- Pan-African wireless service provider with a presence in 13 countries at the time of its sale
- US$3.4 billion in proceeds
- Created over 100 millionaires
Celtel was established by Dr Mo Ibrahim, Moez Daya and colleagues with a minority holding in a telecoms licence in Uganda supporting 5,000 subscribers. It has become a case study of building a successful pan-African business, attracting capital and talent to execute its business plan with excellence in governance.

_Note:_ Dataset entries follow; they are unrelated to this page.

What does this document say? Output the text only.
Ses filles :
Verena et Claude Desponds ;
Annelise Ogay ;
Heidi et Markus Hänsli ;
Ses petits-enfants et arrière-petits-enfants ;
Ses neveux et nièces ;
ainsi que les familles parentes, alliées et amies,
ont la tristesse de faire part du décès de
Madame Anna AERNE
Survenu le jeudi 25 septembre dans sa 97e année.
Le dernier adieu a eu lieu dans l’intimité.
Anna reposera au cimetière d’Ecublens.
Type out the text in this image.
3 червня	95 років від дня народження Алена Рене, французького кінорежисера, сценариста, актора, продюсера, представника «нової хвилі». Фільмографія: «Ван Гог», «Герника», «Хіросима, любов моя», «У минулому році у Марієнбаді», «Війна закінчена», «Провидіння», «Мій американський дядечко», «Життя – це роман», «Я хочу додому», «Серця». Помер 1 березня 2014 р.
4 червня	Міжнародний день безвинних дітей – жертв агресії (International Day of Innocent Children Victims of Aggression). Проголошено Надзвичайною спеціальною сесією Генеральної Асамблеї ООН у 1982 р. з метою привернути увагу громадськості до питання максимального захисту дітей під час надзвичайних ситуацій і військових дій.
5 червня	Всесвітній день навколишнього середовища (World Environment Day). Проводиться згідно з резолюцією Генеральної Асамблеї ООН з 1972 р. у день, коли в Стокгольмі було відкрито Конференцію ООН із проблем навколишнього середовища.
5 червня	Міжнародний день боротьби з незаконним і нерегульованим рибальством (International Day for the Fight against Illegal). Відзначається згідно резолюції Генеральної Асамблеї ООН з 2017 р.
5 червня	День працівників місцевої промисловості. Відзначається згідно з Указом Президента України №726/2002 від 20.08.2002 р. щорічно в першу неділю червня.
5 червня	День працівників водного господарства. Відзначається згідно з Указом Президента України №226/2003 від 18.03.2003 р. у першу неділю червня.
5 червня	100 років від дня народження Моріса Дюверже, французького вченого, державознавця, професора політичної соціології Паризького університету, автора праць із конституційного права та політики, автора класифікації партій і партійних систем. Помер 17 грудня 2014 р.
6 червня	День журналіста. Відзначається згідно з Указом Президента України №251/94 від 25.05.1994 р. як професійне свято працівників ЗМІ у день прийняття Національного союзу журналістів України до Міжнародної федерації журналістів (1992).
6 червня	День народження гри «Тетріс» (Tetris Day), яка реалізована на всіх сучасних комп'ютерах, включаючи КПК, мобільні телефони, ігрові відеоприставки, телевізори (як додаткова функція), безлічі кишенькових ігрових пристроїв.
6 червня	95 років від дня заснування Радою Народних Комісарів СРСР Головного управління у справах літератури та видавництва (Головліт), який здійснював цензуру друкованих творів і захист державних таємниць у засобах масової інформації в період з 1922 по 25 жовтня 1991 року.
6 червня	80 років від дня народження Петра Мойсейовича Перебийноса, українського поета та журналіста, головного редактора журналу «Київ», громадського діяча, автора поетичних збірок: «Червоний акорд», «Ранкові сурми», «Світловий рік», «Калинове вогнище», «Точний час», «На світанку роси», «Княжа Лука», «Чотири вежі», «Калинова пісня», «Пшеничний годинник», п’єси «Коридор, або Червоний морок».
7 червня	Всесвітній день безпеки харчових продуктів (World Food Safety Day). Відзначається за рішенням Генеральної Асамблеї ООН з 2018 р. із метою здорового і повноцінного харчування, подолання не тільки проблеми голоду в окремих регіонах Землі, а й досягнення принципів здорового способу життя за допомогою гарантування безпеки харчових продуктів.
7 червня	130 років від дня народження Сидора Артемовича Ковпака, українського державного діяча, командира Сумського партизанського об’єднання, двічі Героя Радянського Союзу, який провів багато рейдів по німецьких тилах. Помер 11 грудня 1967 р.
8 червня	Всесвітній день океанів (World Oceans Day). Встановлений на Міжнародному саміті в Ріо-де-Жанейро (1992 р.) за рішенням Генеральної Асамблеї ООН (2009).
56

Tsega Gebreyes joined as a board member and later as part of the executive team. Through a combination of organic expansion (for example, Zambia, Malawi, Congo-Brazzaville and DRC) and acquisitions (for example, Kenya and Tanzania) the group expanded to market leading positions in 13 countries, with over six million subscribers, 3,000 direct employees, 30,000 indirect employees and US$748 million in revenues by 2005. Celtel was sold in 2005 to MTC Kuwait (subsequently rebranded Zain, whose African operations were later acquired by Airtel). The trade sale process at Celtel was led by Tsega Gebreyes and delivered value of US$3.4 billion.
Moez Daya remained involved as CEO of Zain Africa after the sale, and Tsega Gebreyes as Chief of Strategy and Business Development Officer until 2007, at which point Celtel had grown to over 30 million subscribers across 16 countries in Africa covering major economic hubs in West Africa, East Africa and Southern Africa.
The team developed a world class governance structure with a board of directors which included representatives from leading DFIs (CDC and IFC) and private equity funds (Actis, Bessemer Venture Partners, Capital International, Citi and Zephyr Asset Management). Throughout Celtel’s development there was a strong commitment to early and comprehensive financial reporting and commercial success.